Why choose this church for my France blog?

Partly because it revises some views of France; partly because it briefly became one of the best known churches in Europe.

For anyone familiar with the spiritual geography of France it will come as no surprise that Mulhouse is the site of this type of church.  Mulhouse is deeply connected with the Protestant Reformation and as part of Alsace - and adjacent to Germany (today) and Switzerland - it belongs in a different relationship with Protestantism than most of France (Click here to read about it).

For anyone familiar with Covid-19 (that's all of us isn't it?) this church is also known as a super-spreader.  Until the pandemic, being a super-spreader was somewhat the intention of every church, and certainly every evangelical/Pentecostal megachurch.  Regrettably an enormous church conference week yielded an enormous spread of Covid 19 in its earliest known arrival in France and the church suffered national notoriety for a while.

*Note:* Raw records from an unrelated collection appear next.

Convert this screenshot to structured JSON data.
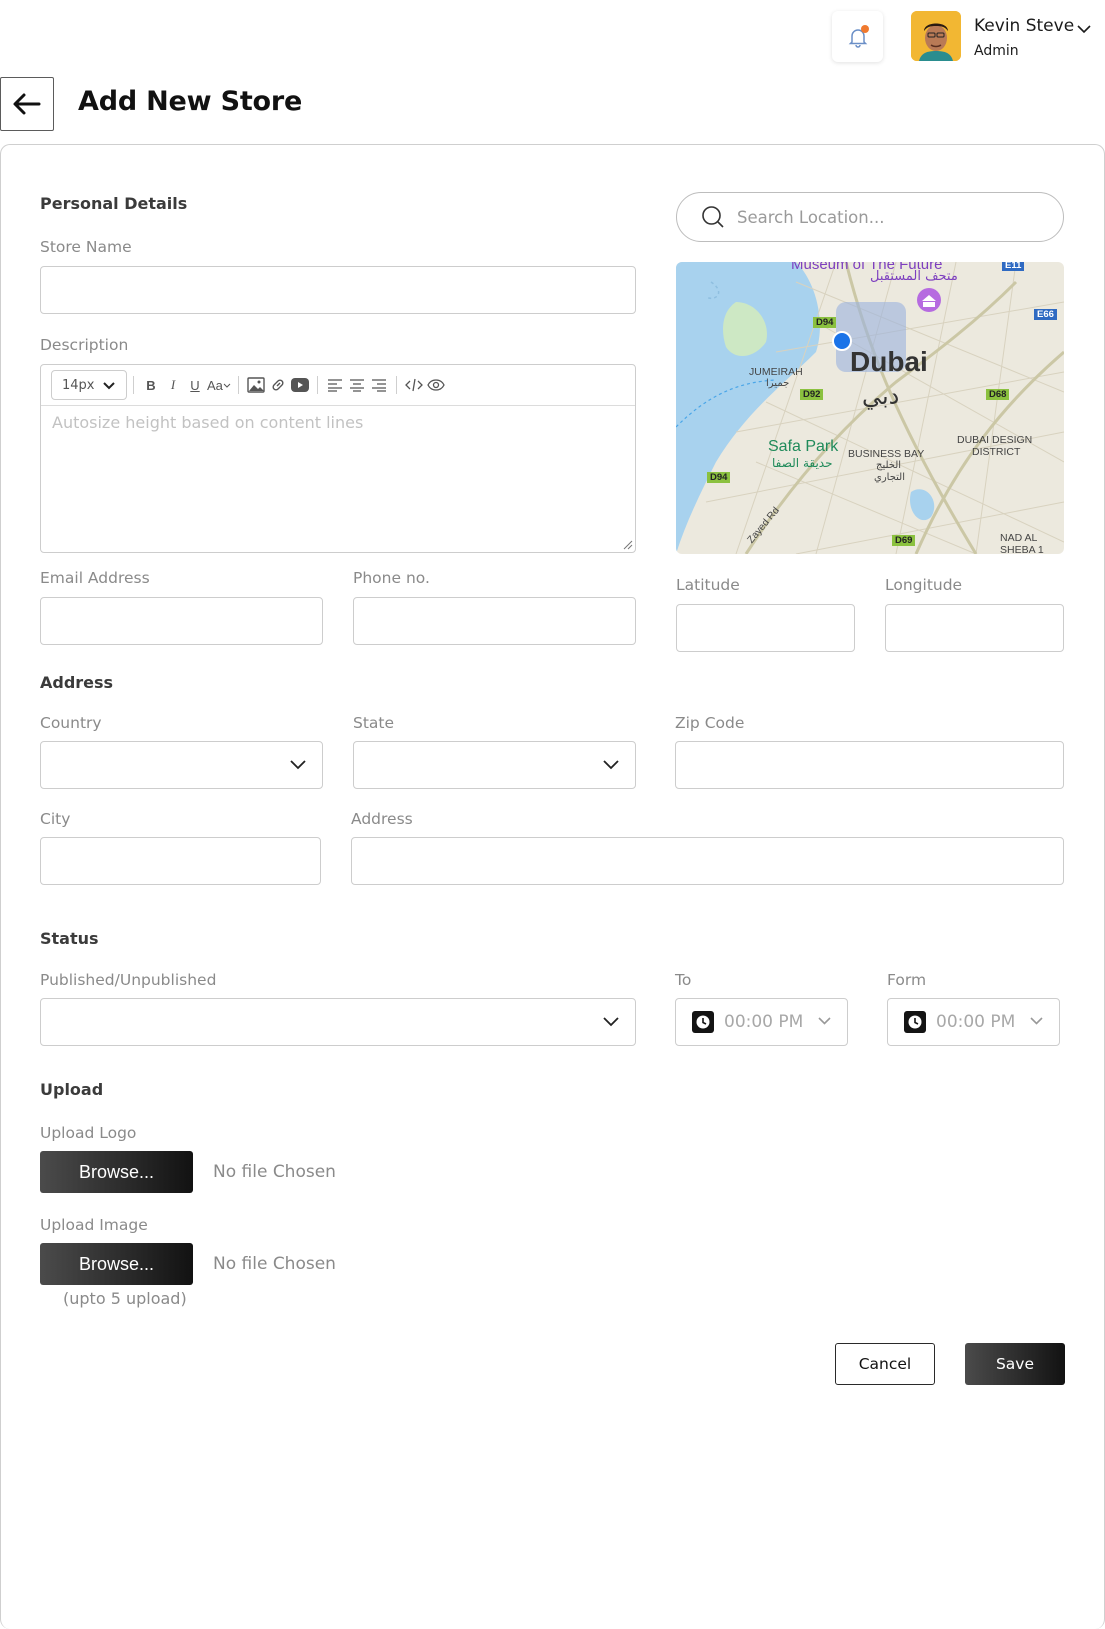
{
  "header": {
    "user_name": "Kevin Steve",
    "user_role": "Admin"
  },
  "page": {
    "title": "Add New Store"
  },
  "personal": {
    "section": "Personal Details",
    "store_name_label": "Store Name",
    "description_label": "Description",
    "font_size": "14px",
    "text_case_label": "Aa",
    "description_placeholder": "Autosize height based on content lines",
    "email_label": "Email Address",
    "phone_label": "Phone no."
  },
  "map": {
    "search_placeholder": "Search Location...",
    "latitude_label": "Latitude",
    "longitude_label": "Longitude",
    "labels": {
      "museum_en": "Museum of The Future",
      "museum_ar": "متحف المستقبل",
      "city_en": "Dubai",
      "city_ar": "دبي",
      "jumeirah_en": "JUMEIRAH",
      "jumeirah_ar": "جميرا",
      "safa_en": "Safa Park",
      "safa_ar": "حديقة الصفا",
      "business_bay_en": "BUSINESS BAY",
      "business_bay_ar1": "الخليج",
      "business_bay_ar2": "التجاري",
      "design_district_1": "DUBAI DESIGN",
      "design_district_2": "DISTRICT",
      "zayed_rd": "Zayed Rd",
      "nad_al_sheba_1": "NAD AL",
      "nad_al_sheba_2": "SHEBA 1",
      "road_d94_a": "D94",
      "road_d94_b": "D94",
      "road_d92": "D92",
      "road_d68": "D68",
      "road_d69": "D69",
      "road_e11": "E11",
      "road_e66": "E66"
    }
  },
  "address": {
    "section": "Address",
    "country_label": "Country",
    "state_label": "State",
    "zip_label": "Zip Code",
    "city_label": "City",
    "address_label": "Address"
  },
  "status": {
    "section": "Status",
    "published_label": "Published/Unpublished",
    "to_label": "To",
    "form_label": "Form",
    "to_time": "00:00 PM",
    "form_time": "00:00 PM"
  },
  "upload": {
    "section": "Upload",
    "logo_label": "Upload Logo",
    "image_label": "Upload Image",
    "browse_label": "Browse...",
    "no_file": "No file Chosen",
    "upload_hint": "(upto 5 upload)"
  },
  "actions": {
    "cancel": "Cancel",
    "save": "Save"
  },
  "colors": {
    "accent_dark": "#141414",
    "notification_dot": "#f07a2f",
    "map_pin": "#1a73e8"
  }
}
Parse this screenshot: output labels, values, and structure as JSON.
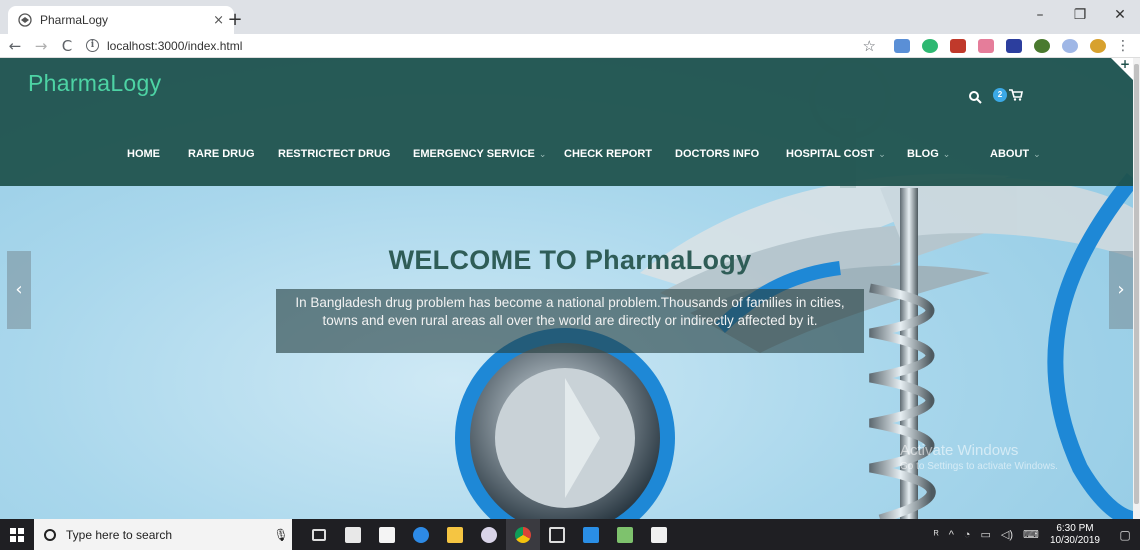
{
  "browser": {
    "tab_title": "PharmaLogy",
    "tab_close": "×",
    "new_tab": "+",
    "url": "localhost:3000/index.html",
    "window_controls": [
      "–",
      "❐",
      "✕"
    ]
  },
  "site": {
    "logo": "PharmaLogy",
    "cart_count": "2",
    "menu": [
      {
        "label": "HOME",
        "dropdown": false
      },
      {
        "label": "RARE DRUG",
        "dropdown": false
      },
      {
        "label": "RESTRICTECT DRUG",
        "dropdown": false
      },
      {
        "label": "EMERGENCY SERVICE",
        "dropdown": true
      },
      {
        "label": "CHECK REPORT",
        "dropdown": false
      },
      {
        "label": "DOCTORS INFO",
        "dropdown": false
      },
      {
        "label": "HOSPITAL COST",
        "dropdown": true
      },
      {
        "label": "BLOG",
        "dropdown": true
      },
      {
        "label": "ABOUT",
        "dropdown": true
      }
    ],
    "menu_caret": "⌄"
  },
  "hero": {
    "title": "WELCOME TO PharmaLogy",
    "caption": "In Bangladesh drug problem has become a national problem.Thousands of families in cities, towns and even rural areas all over the world are directly or indirectly affected by it.",
    "prev_arrow": "‹",
    "next_arrow": "›"
  },
  "watermark": {
    "line1": "Activate Windows",
    "line2": "Go to Settings to activate Windows."
  },
  "taskbar": {
    "search_placeholder": "Type here to search",
    "time": "6:30 PM",
    "date": "10/30/2019",
    "apps": [
      "task-view",
      "mail",
      "store",
      "edge",
      "file-explorer",
      "paint",
      "chrome",
      "terminal",
      "vscode",
      "notepad",
      "photos"
    ]
  },
  "colors": {
    "header_bg": "#1f524c",
    "logo": "#4dd3a4",
    "badge": "#3ba9e6"
  }
}
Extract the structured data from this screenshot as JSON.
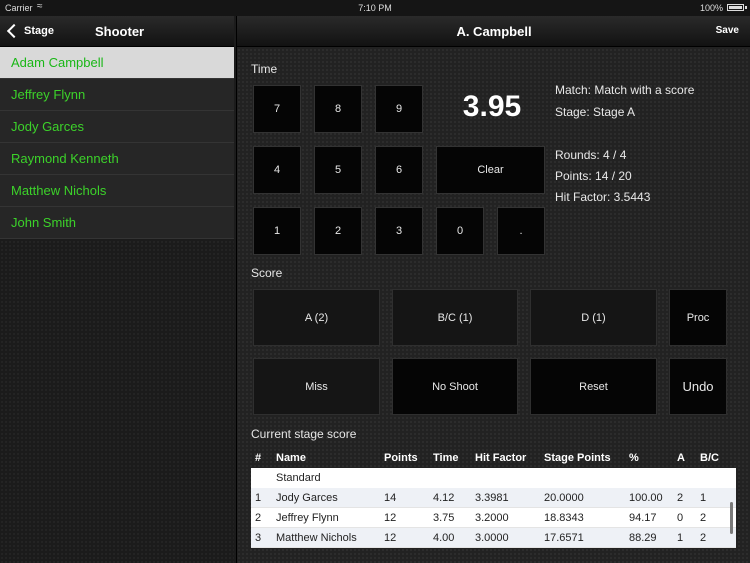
{
  "status_bar": {
    "carrier": "Carrier",
    "time": "7:10 PM",
    "battery": "100%"
  },
  "left_nav": {
    "back_label": "Stage",
    "title": "Shooter"
  },
  "shooters": [
    "Adam Campbell",
    "Jeffrey Flynn",
    "Jody Garces",
    "Raymond Kenneth",
    "Matthew Nichols",
    "John Smith"
  ],
  "selected_shooter": "Adam Campbell",
  "right_nav": {
    "title": "A. Campbell",
    "save_label": "Save"
  },
  "time_section": {
    "label": "Time",
    "value": "3.95",
    "keys": {
      "k7": "7",
      "k8": "8",
      "k9": "9",
      "k4": "4",
      "k5": "5",
      "k6": "6",
      "k1": "1",
      "k2": "2",
      "k3": "3",
      "k0": "0",
      "dot": ".",
      "clear": "Clear"
    }
  },
  "info": {
    "match": "Match: Match with a score",
    "stage": "Stage: Stage A",
    "rounds": "Rounds: 4 / 4",
    "points": "Points: 14 / 20",
    "hit_factor": "Hit Factor: 3.5443"
  },
  "score_section": {
    "label": "Score",
    "buttons": {
      "a": "A (2)",
      "bc": "B/C (1)",
      "d": "D (1)",
      "proc": "Proc",
      "miss": "Miss",
      "no_shoot": "No Shoot",
      "reset": "Reset",
      "undo": "Undo"
    }
  },
  "table": {
    "label": "Current stage score",
    "headers": [
      "#",
      "Name",
      "Points",
      "Time",
      "Hit Factor",
      "Stage Points",
      "%",
      "A",
      "B/C"
    ],
    "section": "Standard",
    "rows": [
      [
        "1",
        "Jody Garces",
        "14",
        "4.12",
        "3.3981",
        "20.0000",
        "100.00",
        "2",
        "1"
      ],
      [
        "2",
        "Jeffrey Flynn",
        "12",
        "3.75",
        "3.2000",
        "18.8343",
        "94.17",
        "0",
        "2"
      ],
      [
        "3",
        "Matthew Nichols",
        "12",
        "4.00",
        "3.0000",
        "17.6571",
        "88.29",
        "1",
        "2"
      ]
    ]
  },
  "colors": {
    "shooter_text": "#3cd22a",
    "selected_bg": "#d9d9d9"
  }
}
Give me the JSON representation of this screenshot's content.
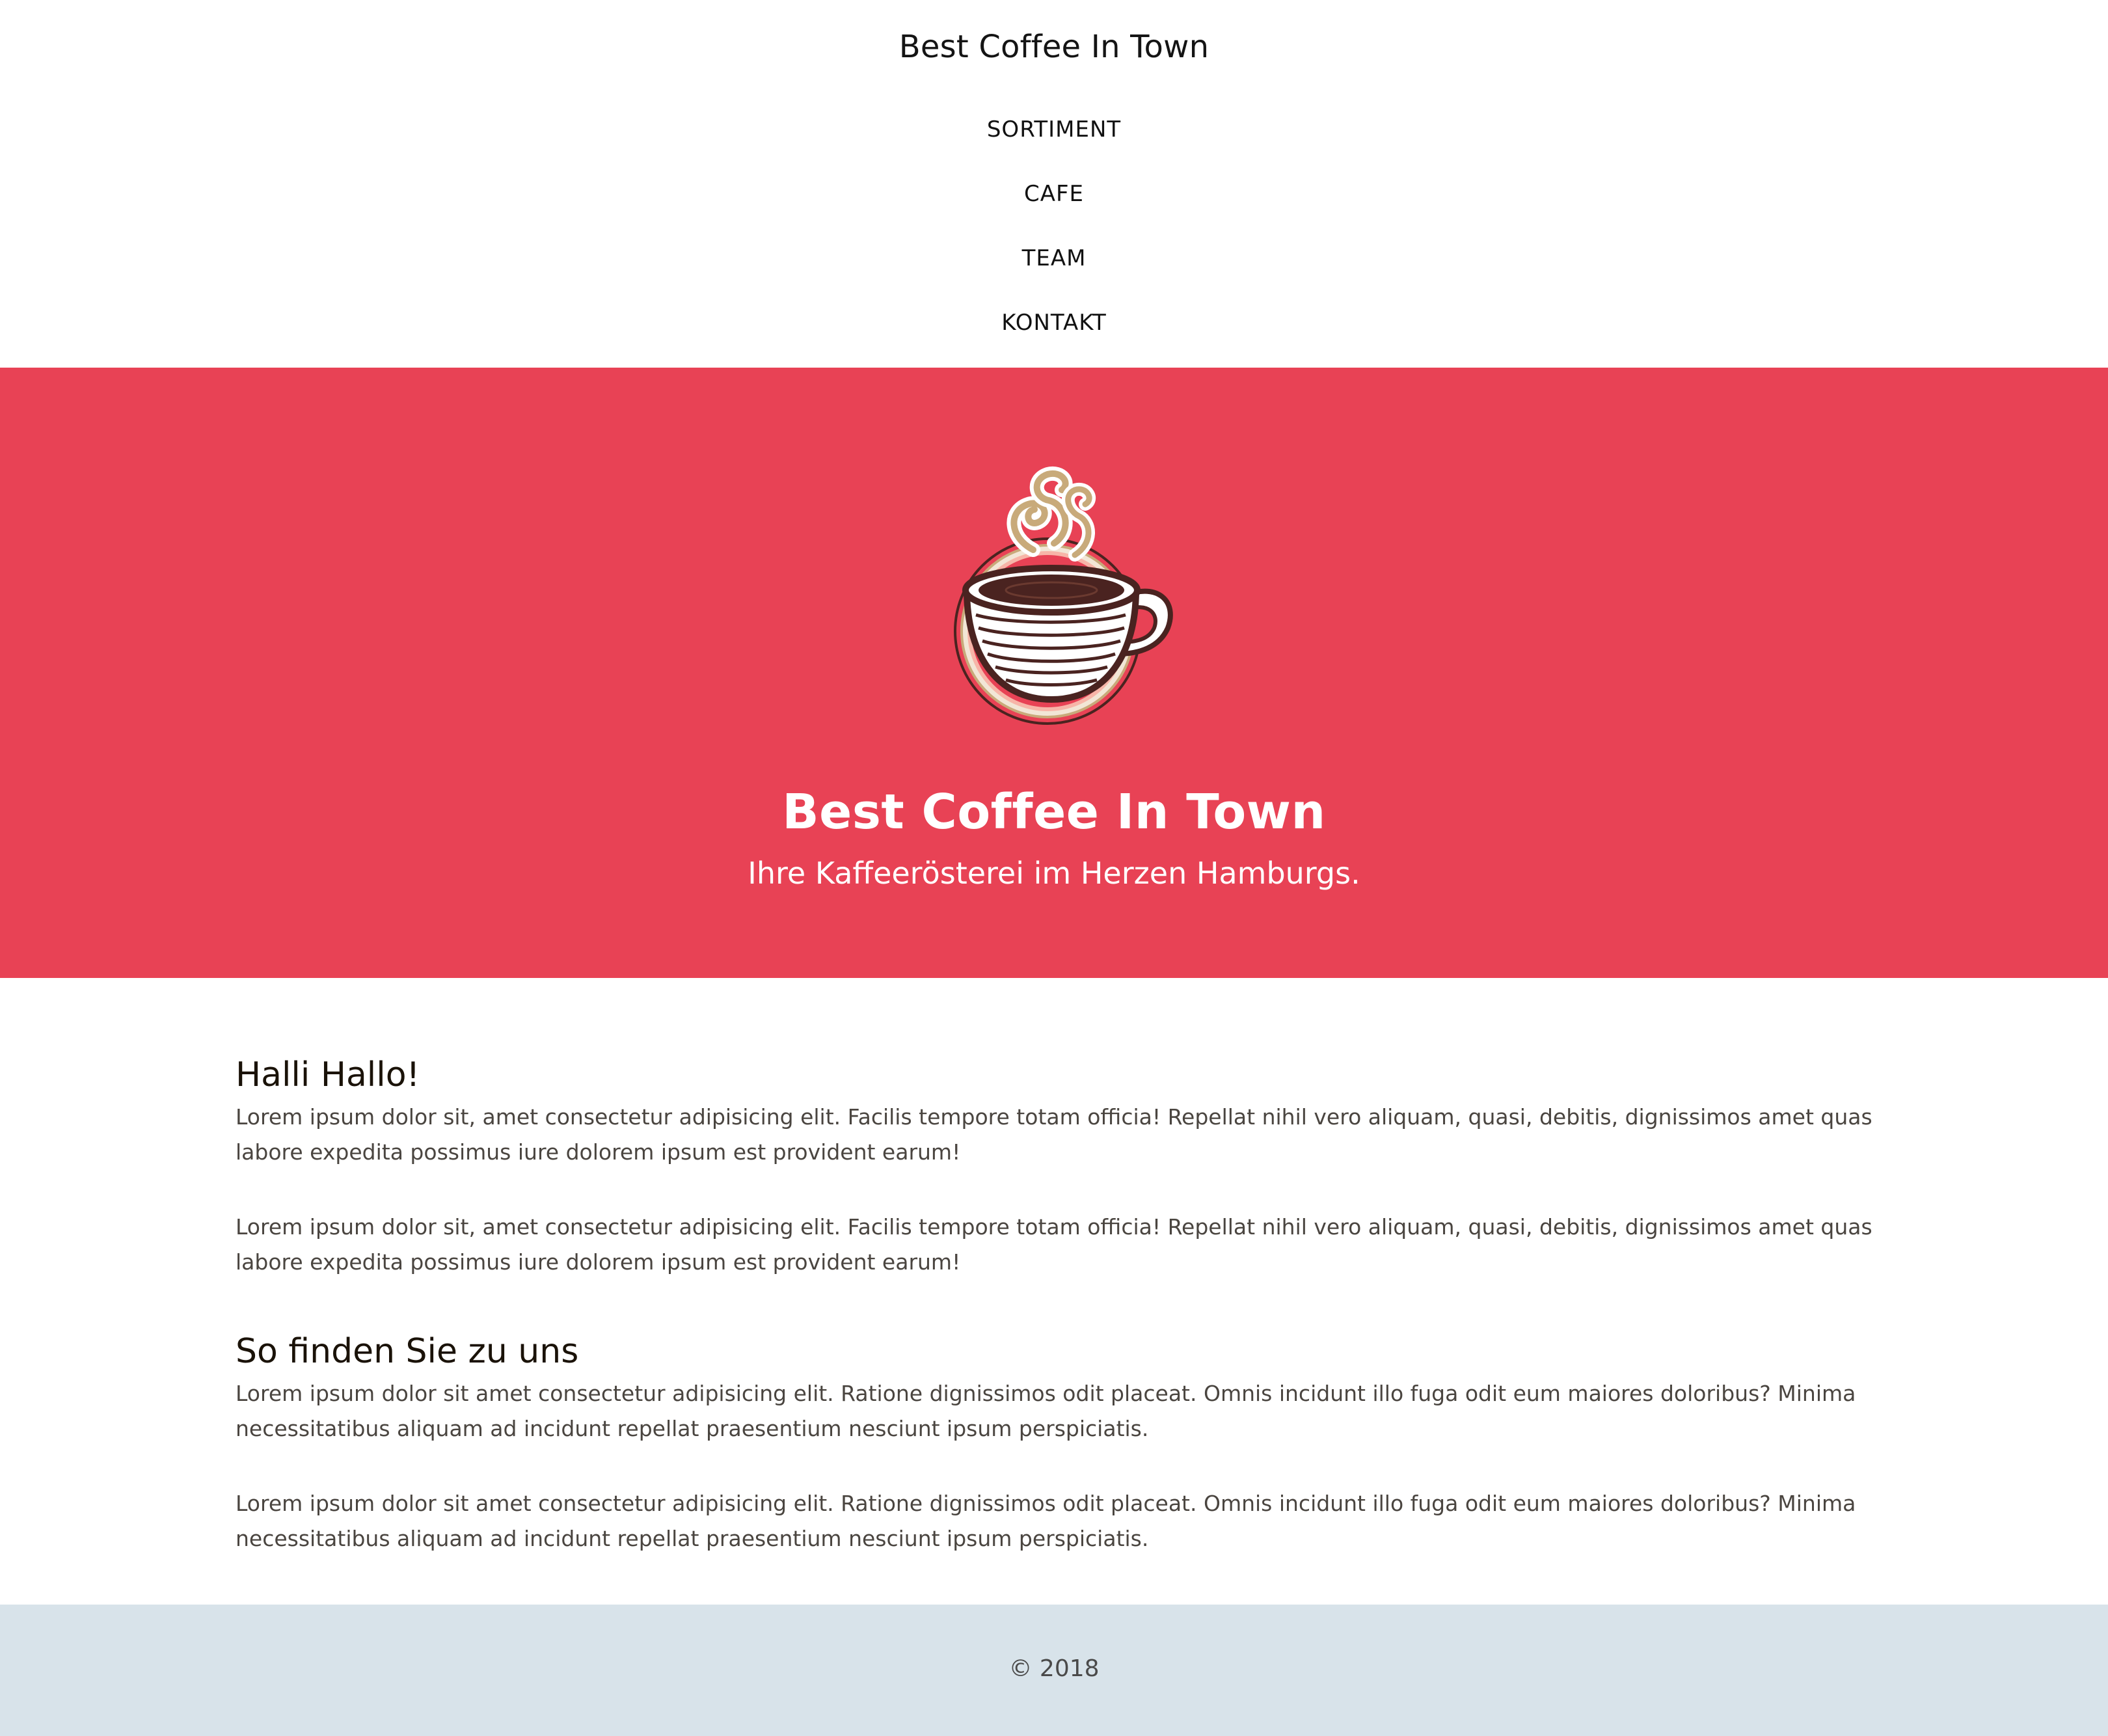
{
  "header": {
    "brand": "Best Coffee In Town",
    "nav": [
      "SORTIMENT",
      "CAFE",
      "TEAM",
      "KONTAKT"
    ]
  },
  "hero": {
    "logo_icon": "coffee-cup-logo-icon",
    "title": "Best Coffee In Town",
    "subtitle": "Ihre Kaffeerösterei im Herzen Hamburgs.",
    "background": "#e84255"
  },
  "sections": [
    {
      "heading": "Halli Hallo!",
      "paragraphs": [
        "Lorem ipsum dolor sit, amet consectetur adipisicing elit. Facilis tempore totam officia! Repellat nihil vero aliquam, quasi, debitis, dignissimos amet quas labore expedita possimus iure dolorem ipsum est provident earum!",
        "Lorem ipsum dolor sit, amet consectetur adipisicing elit. Facilis tempore totam officia! Repellat nihil vero aliquam, quasi, debitis, dignissimos amet quas labore expedita possimus iure dolorem ipsum est provident earum!"
      ]
    },
    {
      "heading": "So finden Sie zu uns",
      "paragraphs": [
        "Lorem ipsum dolor sit amet consectetur adipisicing elit. Ratione dignissimos odit placeat. Omnis incidunt illo fuga odit eum maiores doloribus? Minima necessitatibus aliquam ad incidunt repellat praesentium nesciunt ipsum perspiciatis.",
        "Lorem ipsum dolor sit amet consectetur adipisicing elit. Ratione dignissimos odit placeat. Omnis incidunt illo fuga odit eum maiores doloribus? Minima necessitatibus aliquam ad incidunt repellat praesentium nesciunt ipsum perspiciatis."
      ]
    }
  ],
  "footer": {
    "copyright": "© 2018",
    "background": "#d8e3ea"
  }
}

It did illustrate the strange reality that even apparently innovative churches find it very hard to change direction quickly - a criticism more easily aimed at traditional churches.  By the time of the event the wisdom of cramming singing, coughing people into an airless room for hours was established as unwise.  But canceling a Conference or (as we all later experienced) stopping the singing is an innovation beyond innovators.

Covid taught as all a lot about ourselves.